His tagline is always - "Remember, we do not gamble, we count cards..."
Statistically speaking, the black jack game is beatable. It is a game of probability, just like trading which is far more easier than this Black Jack...
Looking at the complexity of probabilities that they have to go through in order to beat this game, I can't stop thinking then why do us traders couldn't figure out the probability in trading? Isn't trading is much simpler?
Later after looking back at the movies... I discovered some answers...
The main answer is due to emotions... fear vs greed...
For instance, when you start letting your emotions overtaking your decision rather than pure rationale, statistic and signals, you are making judgment base on what you feel rather than what you see. Just like when Ben went too far and thought he could beat it all and let his emotion took control, when the sense of greed is conquering his mind, he purely forget about the fear factor until later when he was caught by the Loss Controller (Laurence Fishburne) of the Casino.
Bang! By that time... it's already too late to pull out...
If only they stick to their TECHNICAL plan of their operation without greed and emotions, they would have stay unnoticed under the radar for a very long time... reaping all the potential profits along the way...
So, in summary, I believe the best lesson we traders could learn from this movie is to appreciate the importance of operating in a discipline & mechanical manner rather than emotional manners.
As human though, I must say that this is rather easy said than done... you knew it's wrong but you still do it... and that's the real problem.

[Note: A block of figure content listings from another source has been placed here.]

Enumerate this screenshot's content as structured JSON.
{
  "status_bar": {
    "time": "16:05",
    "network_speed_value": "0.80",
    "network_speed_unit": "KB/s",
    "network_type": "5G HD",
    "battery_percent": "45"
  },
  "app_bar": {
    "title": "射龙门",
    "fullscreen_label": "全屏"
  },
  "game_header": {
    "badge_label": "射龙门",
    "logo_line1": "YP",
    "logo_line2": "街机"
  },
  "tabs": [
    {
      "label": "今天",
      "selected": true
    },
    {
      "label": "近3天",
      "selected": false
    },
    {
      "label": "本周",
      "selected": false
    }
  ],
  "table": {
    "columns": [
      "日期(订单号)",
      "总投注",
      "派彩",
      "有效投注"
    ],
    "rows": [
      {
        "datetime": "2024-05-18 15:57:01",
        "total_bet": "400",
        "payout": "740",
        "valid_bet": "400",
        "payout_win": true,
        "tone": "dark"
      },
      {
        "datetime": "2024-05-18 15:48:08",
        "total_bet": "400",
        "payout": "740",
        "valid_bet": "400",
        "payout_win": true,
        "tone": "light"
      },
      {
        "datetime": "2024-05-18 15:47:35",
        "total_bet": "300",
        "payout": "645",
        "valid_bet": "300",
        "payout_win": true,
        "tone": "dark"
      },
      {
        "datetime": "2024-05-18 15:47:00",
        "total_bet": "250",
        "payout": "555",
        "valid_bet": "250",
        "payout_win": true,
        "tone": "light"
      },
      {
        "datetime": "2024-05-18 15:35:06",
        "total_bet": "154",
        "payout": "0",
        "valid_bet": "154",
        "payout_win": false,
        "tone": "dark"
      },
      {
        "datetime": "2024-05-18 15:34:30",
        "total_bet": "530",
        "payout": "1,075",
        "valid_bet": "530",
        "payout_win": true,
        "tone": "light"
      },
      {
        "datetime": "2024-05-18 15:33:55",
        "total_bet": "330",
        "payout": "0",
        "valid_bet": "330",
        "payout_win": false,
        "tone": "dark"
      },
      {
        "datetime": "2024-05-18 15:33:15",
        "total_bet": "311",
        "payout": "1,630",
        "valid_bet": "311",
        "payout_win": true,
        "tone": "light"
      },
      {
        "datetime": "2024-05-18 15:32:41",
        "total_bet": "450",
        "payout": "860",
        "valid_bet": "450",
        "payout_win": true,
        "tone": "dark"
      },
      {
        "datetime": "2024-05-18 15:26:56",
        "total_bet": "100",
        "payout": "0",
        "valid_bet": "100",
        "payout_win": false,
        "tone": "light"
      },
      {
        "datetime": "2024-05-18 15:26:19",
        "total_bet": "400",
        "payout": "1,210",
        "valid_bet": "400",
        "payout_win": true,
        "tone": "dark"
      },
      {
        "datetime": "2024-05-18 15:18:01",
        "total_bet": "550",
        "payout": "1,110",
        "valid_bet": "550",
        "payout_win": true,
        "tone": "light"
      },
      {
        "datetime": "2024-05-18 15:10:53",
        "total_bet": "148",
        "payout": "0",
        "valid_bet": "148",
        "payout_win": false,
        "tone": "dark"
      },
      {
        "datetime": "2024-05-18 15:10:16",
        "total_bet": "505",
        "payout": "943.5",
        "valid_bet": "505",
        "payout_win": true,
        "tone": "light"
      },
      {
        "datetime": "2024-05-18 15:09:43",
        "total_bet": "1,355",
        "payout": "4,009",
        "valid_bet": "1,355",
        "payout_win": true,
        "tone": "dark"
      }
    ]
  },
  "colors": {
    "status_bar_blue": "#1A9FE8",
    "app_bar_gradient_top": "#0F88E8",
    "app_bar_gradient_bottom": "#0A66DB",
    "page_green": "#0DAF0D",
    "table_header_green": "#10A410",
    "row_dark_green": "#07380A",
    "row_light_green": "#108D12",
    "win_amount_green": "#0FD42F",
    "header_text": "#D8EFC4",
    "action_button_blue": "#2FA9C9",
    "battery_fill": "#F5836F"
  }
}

And unlike black jack, the probability of price movements in the market is very much depending on human's behavior rather than static number written on the cards. That is why the game of trading is yet to be cracked by anybody since even the investment tycoons (ie George Soros & Warren Buffet) made a huge loss once in a while when they got it wrong.
Unless you can strictly adapt the self-discipline definition as below, I guess the battle will continue...
Self discipline (Wikipedia)
Self-discipline refers to the training that one gives one's self to accomplish a certain task or to adopt a particular pattern of behaviour, even though one would really rather be doing something else. For example, denying oneself of an extravagant pleasure in order to accomplish a more demanding charitable deed. Thus, self-discipline is the assertion of willpower over more base desires, and is usually understood to be a synonym of 'self control'. Self-discipline is to some extent a substitute for motivation, when one uses reason to determine a best course of action that opposes one's desires. Virtuous behaviour is when one's motivations are aligned with one's reasoned aims: to do what you know is best and to do it genuinely gladly. Continent behaviour, on the other hand, is when one does what one knows is best, but must do it by opposing one's motivations.[3] Moving from continent to virtuous behaviour requires training and some self discipline.
Just like soldiers who are sent in troops and battalions of thousands of people, if they are not disciplined and systematic on the battlefield, they will lose regardless of how many are sent to the war zones...
In short - > System & Discipline Rules in whatever you do!... or you are subject to your own failures... Agreed?